Marriage perp walk


LET US CONTINUE down Failed Romance Lane. We’ve already passed the Argentine penthouse and the First Marriage Apartment, so the only address left is the Second Marriage Ranch House.

The photo, which I should have taken better care of, is from 1979, and it was taken in New Orleans. We did not move to Houston and purchase the Second Marriage Ranch House till the mid-1980s.

Meet Julie.

I was with Julie the longest of all, about 19 years, but we were married for only the last decade. I have been married to my Mexican child bride for 13 years, but we lived together just a few months before the wedding.

Julie and I met at a French Quarter party in New Orleans. I arrived with two dates, one of whom was married to somebody else, and I was drunk as the proverbial skunk. I could hardly stand up.

Julie told me years later that the first thing she noticed was how pretty I was. The second was how drunk I was. Forget him, she thought.

But my rakish charm won out in the end. But not that evening.

A sharp observer might notice my glassy eyes in the photo. Yes, I was happily under the influence. I mention this issue — again — because there are few people more annoying than a reformed boozer. Perhaps someone who’s stopped smoking. I did that too, years later. Ahem!

During our many years together, I supported us while Julie bounced from one business venture to another, all of which failed.

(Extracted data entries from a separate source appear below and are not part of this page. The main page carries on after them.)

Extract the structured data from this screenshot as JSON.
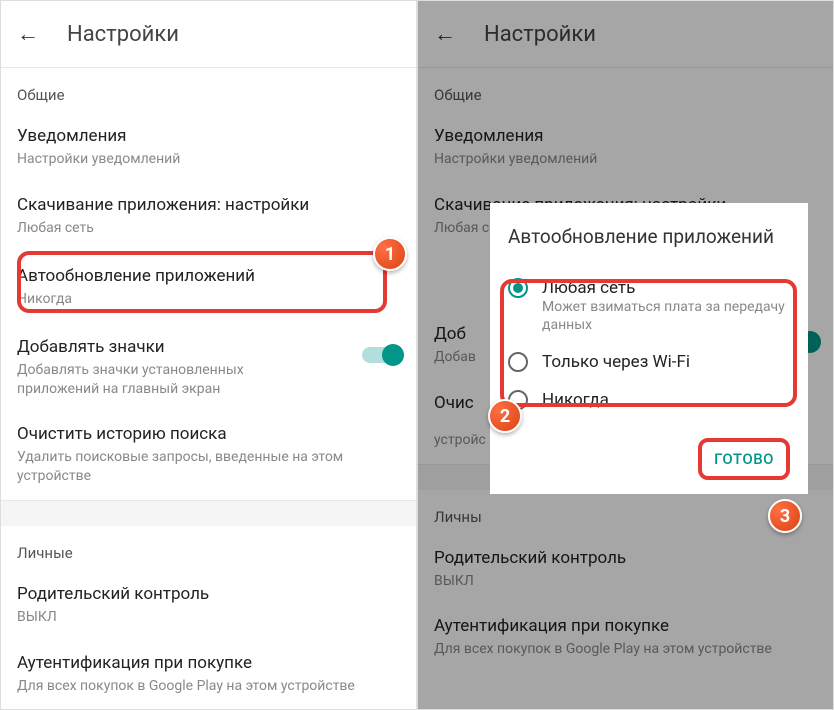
{
  "left": {
    "header": {
      "title": "Настройки"
    },
    "section_general": "Общие",
    "notifications": {
      "title": "Уведомления",
      "sub": "Настройки уведомлений"
    },
    "download": {
      "title": "Скачивание приложения: настройки",
      "sub": "Любая сеть"
    },
    "autoupdate": {
      "title": "Автообновление приложений",
      "sub": "Никогда"
    },
    "addicons": {
      "title": "Добавлять значки",
      "sub": "Добавлять значки установленных приложений на главный экран"
    },
    "clearhistory": {
      "title": "Очистить историю поиска",
      "sub": "Удалить поисковые запросы, введенные на этом устройстве"
    },
    "section_personal": "Личные",
    "parental": {
      "title": "Родительский контроль",
      "sub": "ВЫКЛ"
    },
    "auth": {
      "title": "Аутентификация при покупке",
      "sub": "Для всех покупок в Google Play на этом устройстве"
    }
  },
  "right": {
    "header": {
      "title": "Настройки"
    },
    "section_general": "Общие",
    "notifications": {
      "title": "Уведомления",
      "sub": "Настройки уведомлений"
    },
    "download": {
      "title": "Скачивание приложения: настройки",
      "sub": "Любая сеть"
    },
    "addicons_t": "Доб",
    "addicons_s": "Добав",
    "clearhistory_t": "Очис",
    "clearhistory_s": "устройс",
    "section_personal": "Личны",
    "parental": {
      "title": "Родительский контроль",
      "sub": "ВЫКЛ"
    },
    "auth": {
      "title": "Аутентификация при покупке",
      "sub": "Для всех покупок в Google Play на этом устройстве"
    },
    "dialog": {
      "title": "Автообновление приложений",
      "opt1_label": "Любая сеть",
      "opt1_sub": "Может взиматься плата за передачу данных",
      "opt2_label": "Только через Wi-Fi",
      "opt3_label": "Никогда",
      "done": "ГОТОВО"
    }
  },
  "badges": {
    "one": "1",
    "two": "2",
    "three": "3"
  }
}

It was only after she dumped me in 1995 did she become self-sustaining, by necessity, eventually earning far more than I ever did. She’s a computer wizard.

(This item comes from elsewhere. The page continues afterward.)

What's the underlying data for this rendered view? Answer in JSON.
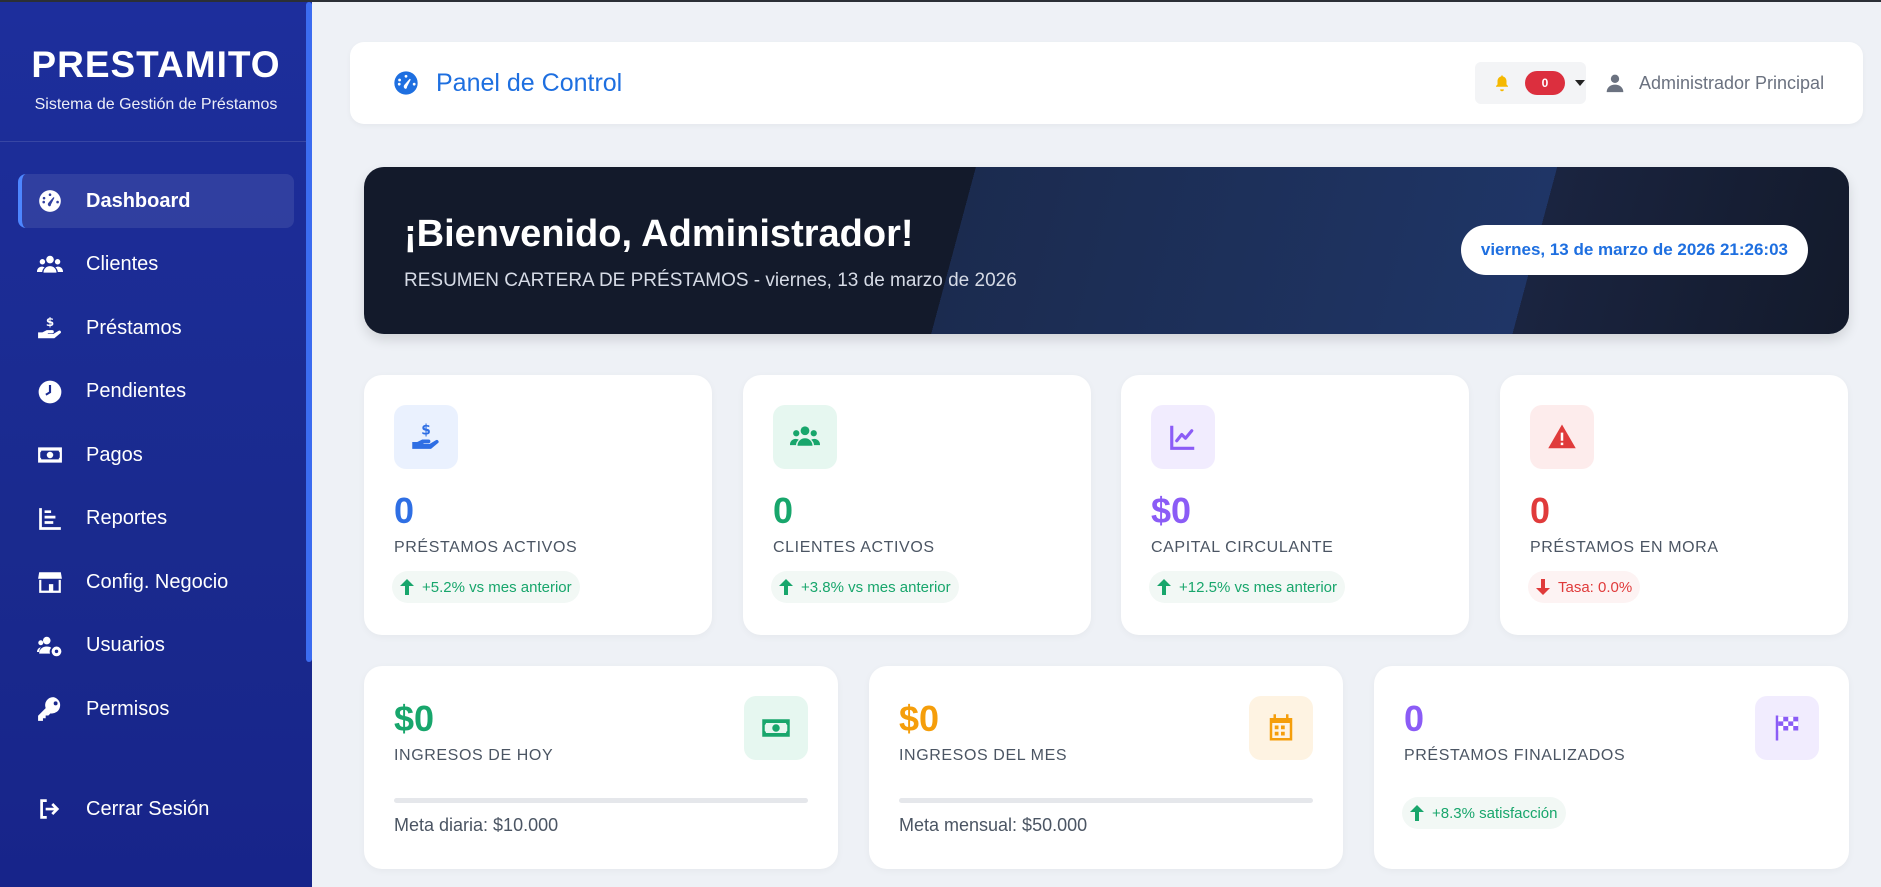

Necessity is the mother of invention.

She lives today in that Houston ranch house, which was entirely in my name after the divorce, but which I gave to her as a gift the following year because I am a really nice guy — or a total idiot — depending on whom you ask.

I prefer the first option. My mother embraced the second.

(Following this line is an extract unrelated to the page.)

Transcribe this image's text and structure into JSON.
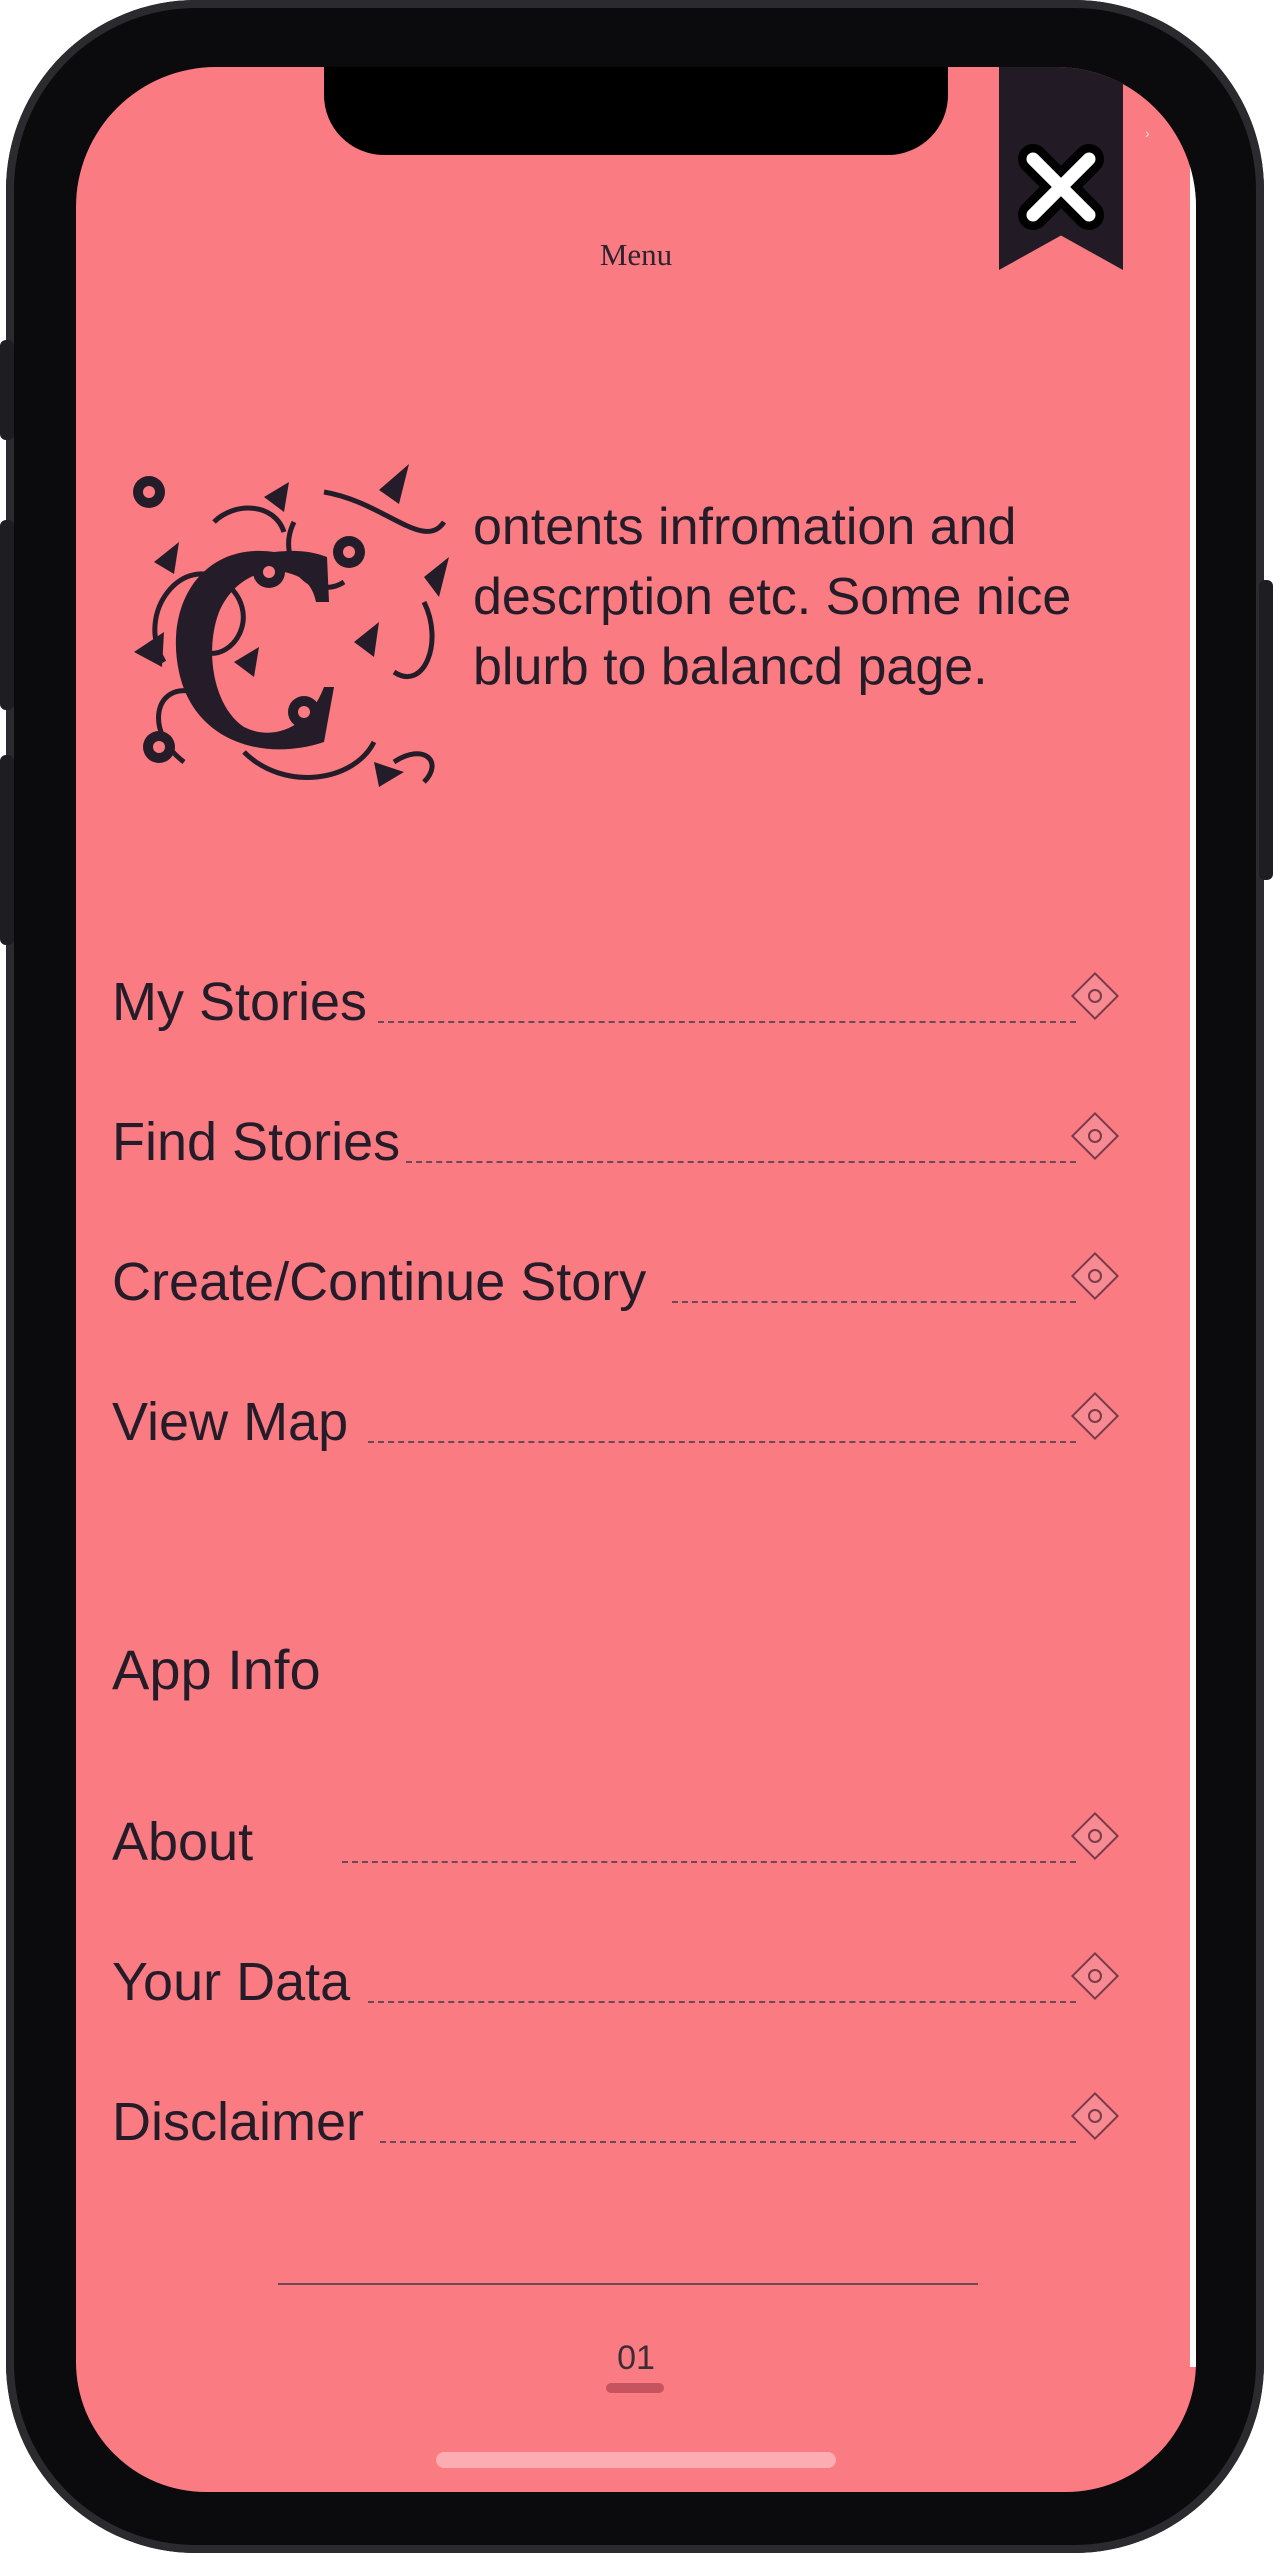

9 thoughts on “Marriage perp walk

  1. An’ it’s all right now, yeah, learned my lesson well.
    You see, ya can’t please everyone, so you got to please yourself.

    Rick Nelson – Garden Party Lyrics


  2. DC-3s in general, and Nelson’s aircraft in particular, had a history of problems with the cabin heaters.


  3. Well, you were nice to give her the house. When my parents divorced, my father gave my mother the house too, so you’re not alone. And I think it was probably the right thing to do in both cases.


    Kim G
    Boston, MA
    Where we have mixed feelings about home ownership in general.


    1. Kim: Now, 20 years later, I really don’t regret giving her the house. It has really increased in value, however, and that pains me a bit. And let’s not overlook the fact that it was her who ended the marriage.

      Liked by 1 person

    1. Scott: Nobody ever has. I normally do not, but I see what you are talking about with that particular photo. The scarf likely adds to the resemblance. I’ve never been as fat as Pavarotti, but in the photo I was about 50 pounds heavier than I am now. I took the weight off in 1980, and I’ve kept it off ever since.


        1. Bonnie: Few people would. I really don’t know what’s wrong with me.

          In all seriousness, why not? Makes for fun reading, I hope, and it all happened so long ago. A classic example of water over the dam.